Eine ambulante erworbene Pneumonie (community acquired pneumonia, CAP) ist die häufigste Infektion, die zu einer Krankenhausaufnahme führt. In Deutschland werden jährlich 270.000-290.000 stationär behandelte Fälle registriert. Die Gesamtzahl inklusive der ambulant behandelten Patienten wird auf 400.000-600.000 Fälle geschätzt [1].

In Deutschland weisen Patienten mit einer CAP eine Krankenhausletalität von ca. 18% auf [1]. Nach dem Klinikaufenthalt sterben infolge der CAP noch etwa 6%. Damit ist die Sterblichkeit an einer CAP wesentlich höher als nach einem akuten Myokardinfarkt. Laut dem Statistischen Bundesamt starben im Jahr 2021 deutschlandweit 13.545 Menschen an einer Pneumonie. Hier ist jedoch von einer Erfassungslücke auszugehen: Bei einer Mortalität von 18% bei 270.000 Fällen ist mit einer realistischen Zahl von 48.600 durch eine Pneumonie verursachten Todesfällen zu rechnen.

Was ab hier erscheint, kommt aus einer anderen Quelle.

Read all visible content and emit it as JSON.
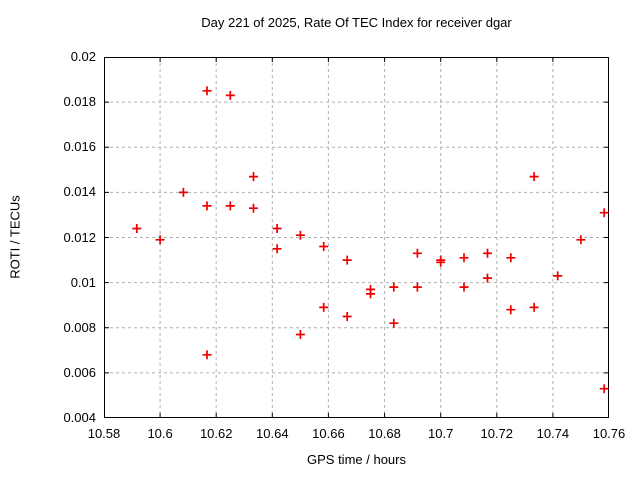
{
  "chart_data": {
    "type": "scatter",
    "title": "Day 221 of 2025, Rate Of TEC Index for receiver dgar",
    "xlabel": "GPS time / hours",
    "ylabel": "ROTI / TECUs",
    "xlim": [
      10.58,
      10.76
    ],
    "ylim": [
      0.004,
      0.02
    ],
    "xticks": {
      "values": [
        10.58,
        10.6,
        10.62,
        10.64,
        10.66,
        10.68,
        10.7,
        10.72,
        10.74,
        10.76
      ],
      "labels": [
        "10.58",
        "10.6",
        "10.62",
        "10.64",
        "10.66",
        "10.68",
        "10.7",
        "10.72",
        "10.74",
        "10.76"
      ]
    },
    "yticks": {
      "values": [
        0.004,
        0.006,
        0.008,
        0.01,
        0.012,
        0.014,
        0.016,
        0.018,
        0.02
      ],
      "labels": [
        "0.004",
        "0.006",
        "0.008",
        "0.01",
        "0.012",
        "0.014",
        "0.016",
        "0.018",
        "0.02"
      ]
    },
    "grid": true,
    "legend_position": "none",
    "marker": {
      "shape": "plus",
      "color": "#ee0000",
      "size": 9
    },
    "colors": {
      "axis": "#000000",
      "grid": "#b0b0b0",
      "background": "#ffffff",
      "text": "#000000"
    },
    "points": [
      [
        10.5917,
        0.0124
      ],
      [
        10.6,
        0.0119
      ],
      [
        10.6083,
        0.014
      ],
      [
        10.6167,
        0.0185
      ],
      [
        10.6167,
        0.0134
      ],
      [
        10.6167,
        0.0068
      ],
      [
        10.625,
        0.0183
      ],
      [
        10.625,
        0.0134
      ],
      [
        10.6333,
        0.0147
      ],
      [
        10.6333,
        0.0133
      ],
      [
        10.6417,
        0.0124
      ],
      [
        10.6417,
        0.0115
      ],
      [
        10.65,
        0.0121
      ],
      [
        10.65,
        0.0077
      ],
      [
        10.6583,
        0.0116
      ],
      [
        10.6583,
        0.0089
      ],
      [
        10.6667,
        0.011
      ],
      [
        10.6667,
        0.0085
      ],
      [
        10.675,
        0.0097
      ],
      [
        10.675,
        0.0095
      ],
      [
        10.6833,
        0.0098
      ],
      [
        10.6833,
        0.0082
      ],
      [
        10.6917,
        0.0113
      ],
      [
        10.6917,
        0.0098
      ],
      [
        10.7,
        0.011
      ],
      [
        10.7,
        0.0109
      ],
      [
        10.7083,
        0.0111
      ],
      [
        10.7083,
        0.0098
      ],
      [
        10.7167,
        0.0113
      ],
      [
        10.7167,
        0.0102
      ],
      [
        10.725,
        0.0111
      ],
      [
        10.725,
        0.0088
      ],
      [
        10.7333,
        0.0147
      ],
      [
        10.7333,
        0.0089
      ],
      [
        10.7417,
        0.0103
      ],
      [
        10.75,
        0.0119
      ],
      [
        10.7583,
        0.0131
      ],
      [
        10.7583,
        0.0053
      ]
    ]
  }
}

18% der Patienten mit einer ambulant erworbenen Pneumonie sterben noch im Krankenhaus.

Klassifikation

Folgende Arten von Pneumonien werden unterschieden [2]:

  • CAP,

  • Nosokomiale Pneumonie,

  • Pneumonie unter Immunsuppression.

CAP werden in der S3-Leitlinie der Deutschen Gesellschaft für Pneumologie und Beatmungsmedizin (DGP) in drei Gruppen eingeteilt [3]:

  • Gruppe 1a: Gute bis ausreichende Funktionalität, definiert als Bettlägerigkeit < 50% des Tages,

  • Gruppe 1b: Im Senioren- bzw. Pflegeheim erworbene Pneumonie (Nursing home acquired pneumonia, NHAP) und/oder schlechte Funktionalität, definiert als Bettlägerigkeit ≥ 50% des Tages,

  • Gruppe 1c: Schwere Komorbidität mit infauster Prognose.

Bei älteren Patienten fehlen häufig typische Zeichen einer Infektion.

Erreger

Häufigste Ursache einer CAP sind Pneumokokken. Nach Daten des deutschen CAP-Netzes und des Robert-Koch-Instituts (RKI) lassen sich Pneumokokken in bis zu 40% der Fälle nachweisen, gefolgt von Mycoplasma pneumoniae und Viren [4].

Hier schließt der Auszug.